Haji Pir Mohammad, deputy governor of the southwestern province of Helmand, said he led a six-member team to the Baghran valley where local officials and villagers had reported the deaths of at least 17 people including women and children since the bombardment began on Sunday.
Mohammad told Reuters he had seen dead bodies, but he could not say whether they were members of the Taliban or civilians.
"I can't say how many people were killed because the area is covered with snow and it has high mountains, there could be dead bodies under the snow," he said by phone from the provincial capital Lashkargah.
U.S. military officials have said there was no evidence of any civilian deaths and reiterated that there could up to 100 fighters linked with the Taliban hiding in caves in the Baghran valley where an ambush of U.S. Special Forces this week triggered the latest bombing raids.

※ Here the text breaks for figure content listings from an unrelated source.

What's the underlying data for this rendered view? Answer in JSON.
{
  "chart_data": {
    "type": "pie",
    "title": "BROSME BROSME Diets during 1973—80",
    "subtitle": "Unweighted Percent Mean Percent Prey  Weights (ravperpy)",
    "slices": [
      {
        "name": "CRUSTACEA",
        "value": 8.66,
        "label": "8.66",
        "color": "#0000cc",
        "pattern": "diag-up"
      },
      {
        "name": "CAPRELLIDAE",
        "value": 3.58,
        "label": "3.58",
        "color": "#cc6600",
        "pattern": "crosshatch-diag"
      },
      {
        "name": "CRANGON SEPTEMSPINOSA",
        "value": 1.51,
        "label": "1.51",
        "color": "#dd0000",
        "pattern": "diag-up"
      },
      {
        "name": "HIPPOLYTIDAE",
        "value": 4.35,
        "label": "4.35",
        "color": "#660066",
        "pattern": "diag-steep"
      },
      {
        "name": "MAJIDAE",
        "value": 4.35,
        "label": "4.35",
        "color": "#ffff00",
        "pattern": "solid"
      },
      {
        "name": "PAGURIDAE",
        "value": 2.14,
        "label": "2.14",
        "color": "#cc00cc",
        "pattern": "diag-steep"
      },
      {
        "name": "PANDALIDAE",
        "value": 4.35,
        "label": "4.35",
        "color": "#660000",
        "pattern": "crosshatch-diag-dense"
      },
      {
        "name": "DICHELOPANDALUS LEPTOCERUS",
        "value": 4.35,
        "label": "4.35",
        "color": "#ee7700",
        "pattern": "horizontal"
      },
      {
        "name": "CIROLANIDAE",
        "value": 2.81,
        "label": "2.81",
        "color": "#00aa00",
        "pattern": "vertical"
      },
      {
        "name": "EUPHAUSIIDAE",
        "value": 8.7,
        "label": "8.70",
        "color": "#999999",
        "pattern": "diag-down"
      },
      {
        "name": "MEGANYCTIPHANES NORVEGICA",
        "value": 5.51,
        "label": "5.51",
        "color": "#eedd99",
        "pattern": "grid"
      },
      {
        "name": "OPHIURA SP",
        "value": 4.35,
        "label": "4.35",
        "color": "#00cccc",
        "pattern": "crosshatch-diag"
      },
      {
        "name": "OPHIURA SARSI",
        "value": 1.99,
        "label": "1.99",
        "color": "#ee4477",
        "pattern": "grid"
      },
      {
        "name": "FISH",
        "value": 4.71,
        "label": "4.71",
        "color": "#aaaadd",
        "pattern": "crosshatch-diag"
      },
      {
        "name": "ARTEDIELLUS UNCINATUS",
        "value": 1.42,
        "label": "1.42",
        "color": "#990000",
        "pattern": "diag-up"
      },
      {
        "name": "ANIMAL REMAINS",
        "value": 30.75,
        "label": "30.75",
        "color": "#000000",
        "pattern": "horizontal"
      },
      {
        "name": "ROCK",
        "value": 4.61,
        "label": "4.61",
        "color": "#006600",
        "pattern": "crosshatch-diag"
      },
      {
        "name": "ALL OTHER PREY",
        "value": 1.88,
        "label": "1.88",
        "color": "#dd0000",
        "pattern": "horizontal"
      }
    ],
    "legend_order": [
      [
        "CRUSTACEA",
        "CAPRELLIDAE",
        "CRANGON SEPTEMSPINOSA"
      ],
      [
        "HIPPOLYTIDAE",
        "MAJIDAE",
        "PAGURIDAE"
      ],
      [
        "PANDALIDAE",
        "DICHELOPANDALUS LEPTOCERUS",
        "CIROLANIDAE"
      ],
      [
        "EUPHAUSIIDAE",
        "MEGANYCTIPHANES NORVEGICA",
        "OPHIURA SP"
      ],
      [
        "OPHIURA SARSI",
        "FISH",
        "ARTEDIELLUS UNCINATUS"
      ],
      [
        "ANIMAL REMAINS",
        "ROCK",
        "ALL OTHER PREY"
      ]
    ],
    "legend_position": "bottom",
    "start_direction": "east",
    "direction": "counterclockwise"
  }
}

"There have been no reports of civilian or coalition casualties based upon the searches that were done yesterday," U.S. military spokesman Colonel Roger King told reporters at the coalition headquarters in Bagram, north of Kabul.
In a pre-dawn raid on Friday, an AC-130 gunship, B-1 bomber and A-10 aircraft destroyed three caves in the Baghran valley where the militants were believed holed up.

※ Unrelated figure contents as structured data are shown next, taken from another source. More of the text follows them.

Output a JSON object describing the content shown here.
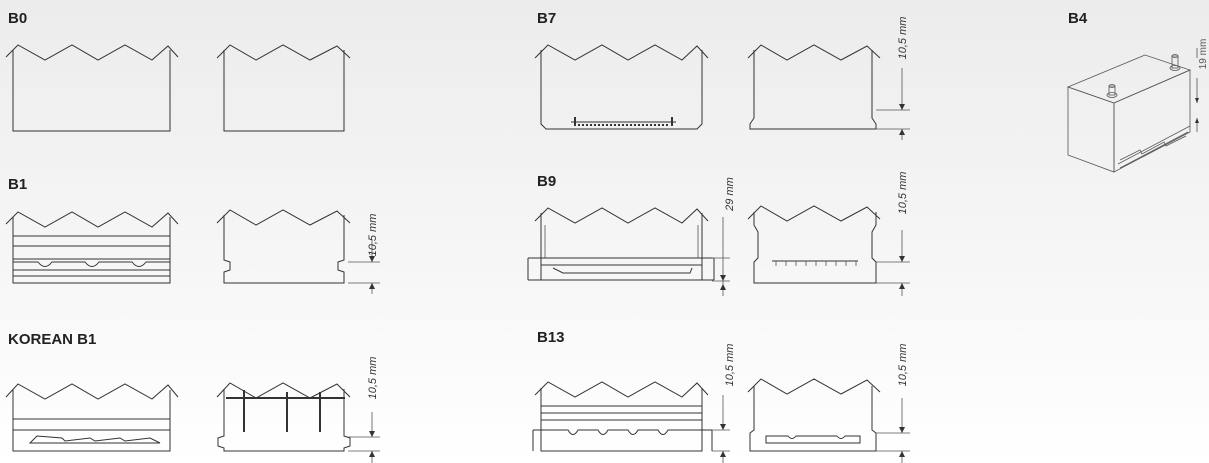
{
  "labels": {
    "b0": "B0",
    "b1": "B1",
    "korean_b1": "KOREAN B1",
    "b7": "B7",
    "b9": "B9",
    "b13": "B13",
    "b4": "B4"
  },
  "dimensions": {
    "ten_five": "10,5 mm",
    "twenty_nine": "29 mm",
    "nineteen": "19 mm"
  }
}
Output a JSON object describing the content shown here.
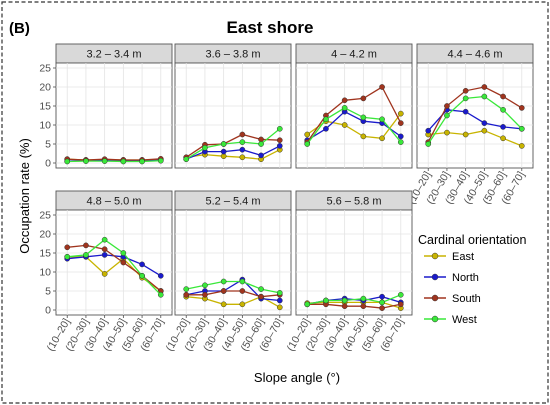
{
  "panel_label": "(B)",
  "title": "East shore",
  "chart_data": {
    "type": "line",
    "title": "East shore",
    "xlabel": "Slope angle (°)",
    "ylabel": "Occupation rate (%)",
    "ylim": [
      0,
      25
    ],
    "yticks": [
      0,
      5,
      10,
      15,
      20,
      25
    ],
    "categories": [
      "(10–20]",
      "(20–30]",
      "(30–40]",
      "(40–50]",
      "(50–60]",
      "(60–70]"
    ],
    "grid": true,
    "legend": {
      "title": "Cardinal orientation",
      "placement": "bottom-right"
    },
    "series_styles": [
      {
        "name": "East",
        "color": "#c8b400"
      },
      {
        "name": "North",
        "color": "#1a1acc"
      },
      {
        "name": "South",
        "color": "#a0341e"
      },
      {
        "name": "West",
        "color": "#3ae83a"
      }
    ],
    "panels": [
      {
        "label": "3.2 – 3.4 m",
        "series": [
          {
            "name": "East",
            "values": [
              1.0,
              0.8,
              0.9,
              0.8,
              0.8,
              0.9
            ]
          },
          {
            "name": "North",
            "values": [
              0.5,
              0.6,
              0.6,
              0.5,
              0.5,
              0.8
            ]
          },
          {
            "name": "South",
            "values": [
              1.0,
              0.8,
              1.0,
              0.8,
              0.8,
              1.1
            ]
          },
          {
            "name": "West",
            "values": [
              0.4,
              0.5,
              0.5,
              0.4,
              0.4,
              0.6
            ]
          }
        ]
      },
      {
        "label": "3.6 – 3.8 m",
        "series": [
          {
            "name": "East",
            "values": [
              1.5,
              2.2,
              1.8,
              1.5,
              1.0,
              3.5
            ]
          },
          {
            "name": "North",
            "values": [
              1.0,
              3.0,
              3.0,
              3.5,
              2.0,
              4.5
            ]
          },
          {
            "name": "South",
            "values": [
              1.5,
              4.8,
              5.0,
              7.5,
              6.2,
              6.0
            ]
          },
          {
            "name": "West",
            "values": [
              1.0,
              4.0,
              5.0,
              5.5,
              5.0,
              9.0
            ]
          }
        ]
      },
      {
        "label": "4 – 4.2 m",
        "series": [
          {
            "name": "East",
            "values": [
              7.5,
              11.0,
              10.0,
              7.0,
              6.5,
              13.0
            ]
          },
          {
            "name": "North",
            "values": [
              6.0,
              9.0,
              13.5,
              11.0,
              10.5,
              7.0
            ]
          },
          {
            "name": "South",
            "values": [
              5.5,
              12.5,
              16.5,
              17.0,
              20.0,
              10.5
            ]
          },
          {
            "name": "West",
            "values": [
              5.0,
              11.5,
              14.5,
              12.0,
              11.5,
              5.5
            ]
          }
        ]
      },
      {
        "label": "4.4 – 4.6 m",
        "series": [
          {
            "name": "East",
            "values": [
              7.5,
              8.0,
              7.5,
              8.5,
              6.5,
              4.5
            ]
          },
          {
            "name": "North",
            "values": [
              8.5,
              14.0,
              13.5,
              10.5,
              9.5,
              9.0
            ]
          },
          {
            "name": "South",
            "values": [
              5.5,
              15.0,
              19.0,
              20.0,
              17.5,
              14.5
            ]
          },
          {
            "name": "West",
            "values": [
              5.0,
              12.5,
              17.0,
              17.5,
              14.0,
              9.0
            ]
          }
        ]
      },
      {
        "label": "4.8 – 5.0 m",
        "series": [
          {
            "name": "East",
            "values": [
              14.0,
              14.0,
              9.5,
              13.5,
              8.5,
              5.0
            ]
          },
          {
            "name": "North",
            "values": [
              13.5,
              14.0,
              14.5,
              14.0,
              12.0,
              9.0
            ]
          },
          {
            "name": "South",
            "values": [
              16.5,
              17.0,
              16.0,
              12.5,
              9.0,
              5.0
            ]
          },
          {
            "name": "West",
            "values": [
              14.0,
              14.5,
              18.5,
              15.0,
              9.0,
              4.0
            ]
          }
        ]
      },
      {
        "label": "5.2 – 5.4 m",
        "series": [
          {
            "name": "East",
            "values": [
              3.5,
              3.0,
              1.5,
              1.5,
              3.5,
              0.7
            ]
          },
          {
            "name": "North",
            "values": [
              4.0,
              5.0,
              5.0,
              8.0,
              3.0,
              2.5
            ]
          },
          {
            "name": "South",
            "values": [
              4.0,
              4.0,
              5.0,
              5.0,
              3.5,
              4.0
            ]
          },
          {
            "name": "West",
            "values": [
              5.5,
              6.5,
              7.5,
              7.5,
              5.5,
              4.5
            ]
          }
        ]
      },
      {
        "label": "5.6 – 5.8 m",
        "series": [
          {
            "name": "East",
            "values": [
              1.8,
              2.0,
              2.0,
              2.0,
              2.0,
              0.5
            ]
          },
          {
            "name": "North",
            "values": [
              1.5,
              2.5,
              3.0,
              2.5,
              3.5,
              2.0
            ]
          },
          {
            "name": "South",
            "values": [
              1.5,
              1.5,
              1.0,
              1.0,
              0.5,
              1.5
            ]
          },
          {
            "name": "West",
            "values": [
              1.5,
              2.5,
              2.5,
              3.0,
              2.0,
              4.0
            ]
          }
        ]
      }
    ]
  }
}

King said there could be 30 to 100 suspected enemy fighters in the area in what could be the biggest concentration since a group of rebels was attacked near the Spin Boldak mountains in neighboring Kandahar province late last month.
"It is a relatively long valley, who knows, there may be more somewhere else," King said.
There has been an increase in rebel activity in recent weeks in southern Afghanistan.
U.S. military officials say a war on Iraq could trigger militant strikes in Afghanistan where thousands of international troops are hunting remnants of the Taliban and al Qaeda, blamed by Washington for the September 11, 2001, attacks on the United States.
Earlier on Friday suspected Taliban remnants fired two rockets into the southern Afghan town of Spin Boldak which is near the border with Pakistan, but there were no casualties.
A third rocket landed near a Pakistani border post, an Afghan security official said.
He said Taliban members could have been responsible for the attack.
Late last month, U.S.-led coalition forces pursuing remnants of the fundamentalist Taliban regime and their allies from the al Qaeda network launched a major attack on a cave complex in a mountain area northeast of Spin Boldak.